Ich lebe seit längerem so und bin damit eine von vielen: Das Smartphone ist ständig dabei, sogar beim Gang aufs WC. Das Zaubermittel wäre «Digital Detox». Einfach mal das Handy weglegen und offline gehen. Und genau das ist an den Simmenfällen an der Lenk im Berner Oberland möglich. Respektive wird sogar ziemlich offensiv eingefordert.

«No Phone»-Zone

Im ganzen Hotelbereich ist es den Gästen und dem Personal nicht gestattet, Geräte wie Smartphones, Handys, I-Pads oder Smart-Watches zu benutzen. Sogar Babyphones sind nicht erwünscht. Getreu dem Motto «Abschalten am Simmenfall», wie die Verantwortlichen an verschiedensten Orten im Hotel- und Restaurantbereich fast schon penetrant verlangen. Die Geräte müssen 24/7 entweder im Flugmodus sein oder ganz abgestellt werden. Der Grund: Man will «die kleine Oase zuhinterst im Simmental möglichst strahlungsfrei halten.»

Nur der Flugmodus reicht den Verantwortlichen nicht. Auch Bluetooth und W-Lan müssen bei allen Geräten ausgeschaltet sein, da der Flugmodus «bei den neueren Software-Generationen nicht mehr ausreicht und die Geräte trotzdem weitersenden».

Übertrieben oder sinnvoll? Zumindest die Zeilen betreffend einer Rufumleitung lassen einen doch etwas ratlos zurück: «Sollten sie einen dringenden Anruf erwarten oder Piketteinsätze haben, dann dürfen sie bei ihrem Gerät gerne eine Rufumleitung auf xxx einrichten, welche auch im Flugmodus und bei ausgeschaltetem Gerät funktioniert». Umgeleitet wird auf das Festnetz des Hotels Simmenfälle.

Uneinsichtige Personen werden ermahnt

Menschen, die Piketteinsätze haben oder zum Beispiel für ein Familienmitglied erreichbar sein müssen, sollten wohl auf einen Besuch im Hotel an den Simmenfällen verzichten. Wobei, auf dem Parkplatz draussen – «mit respektvollem Abstand zu anderen Gästen» – ist es erlaubt, den Flugmodus auszuschalten und das Handy zu benutzen. Halten sich die Gäste nicht an die Hausregeln, werden sie ermahnt, steht geschrieben. Wie so eine Ermahnung wohl aussehen mag?
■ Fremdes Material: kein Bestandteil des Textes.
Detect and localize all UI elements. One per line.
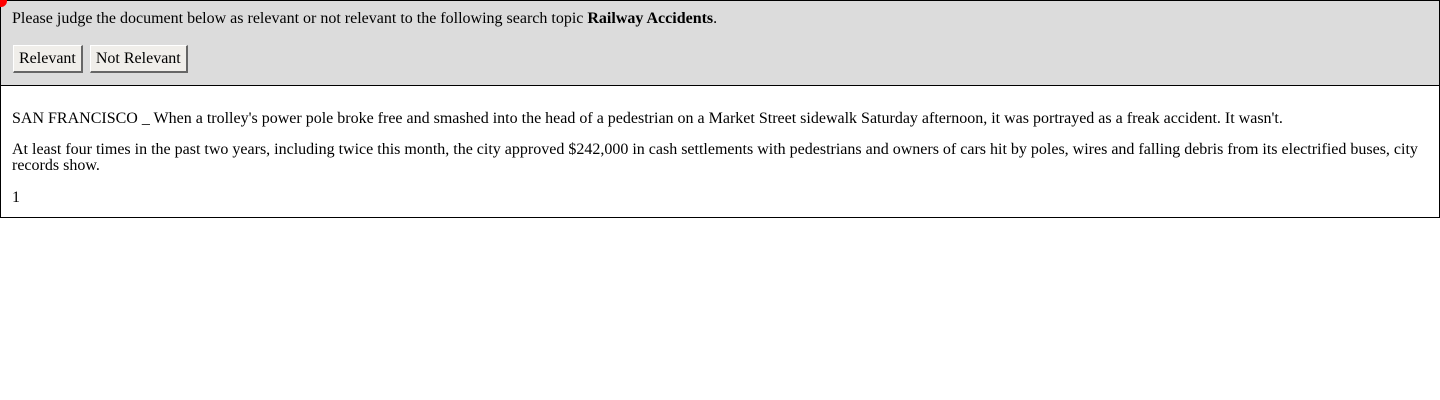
instruction-suffix: . <box>713 10 718 27</box>
document-panel: SAN FRANCISCO _ When a trolley's power p… <box>0 85 1440 218</box>
document-paragraph: SAN FRANCISCO _ When a trolley's power p… <box>12 110 1283 127</box>
instruction-text: Please judge the document below as relev… <box>12 10 717 28</box>
relevant-button[interactable]: Relevant <box>13 45 83 73</box>
document-page-number: 1 <box>12 189 20 206</box>
judgement-panel: Please judge the document below as relev… <box>0 0 1440 86</box>
document-paragraph: At least four times in the past two year… <box>12 141 1418 174</box>
button-group: Relevant Not Relevant <box>13 45 188 73</box>
search-topic: Railway Accidents <box>587 10 714 27</box>
instruction-prefix: Please judge the document below as relev… <box>12 10 588 27</box>
not-relevant-button[interactable]: Not Relevant <box>89 45 188 73</box>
Als ich kürzlich nach einer Wanderung an die «Sibe Brünne» auf der Restaurant-Terrasse des Hotels Simmenfälle sass, fühlte sich das speziell an. Meine Begleitung und ich tranken Rivella und studierten mögliche weitere Wanderrouten, als mein Blick plötzlich an einem der bereits beschriebenen Plakate hängen blieb: «No Phone»-Zone. Ja «seich», dachte ich, und wir verstauten unsere Handys sofort – ein wenig peinlich berührt. Je mehr wir uns umsahen und eben nicht auf das Handy guckten, desto mehr solche Plakate erblickten wir.

Wie zeitgemäss ist so etwas? 

Auf dem Rückweg fragten wir uns, ob solche Regelungen – gerade an Orten mit vielen Touristinnen und Touristen – sinnvoll sind oder nicht. Kann man Gästen in einem Restaurant an einem touristischen Hotspot verbieten, das Handy zu benutzen? Wie zeitgemäss ist eine solche Regelung?

Die Verantwortlichen des Hotels und Restaurants an den Simmenfällen wollen offenbar nicht «laut-telefonierende» und «sich-ständig-ablichtende» Touristinnen, sondern haben mit der Ruhe und dem von Strahlung befreiten Ort eine Geschäftsidee entdeckt. Themen, die die Verbesserung der eigenen Gesundheit betreffen, sprechen viele Menschen an. Und ich meine, an kaum einem touristischen Ort in der Schweiz gilt eine «No Phone»-Zone.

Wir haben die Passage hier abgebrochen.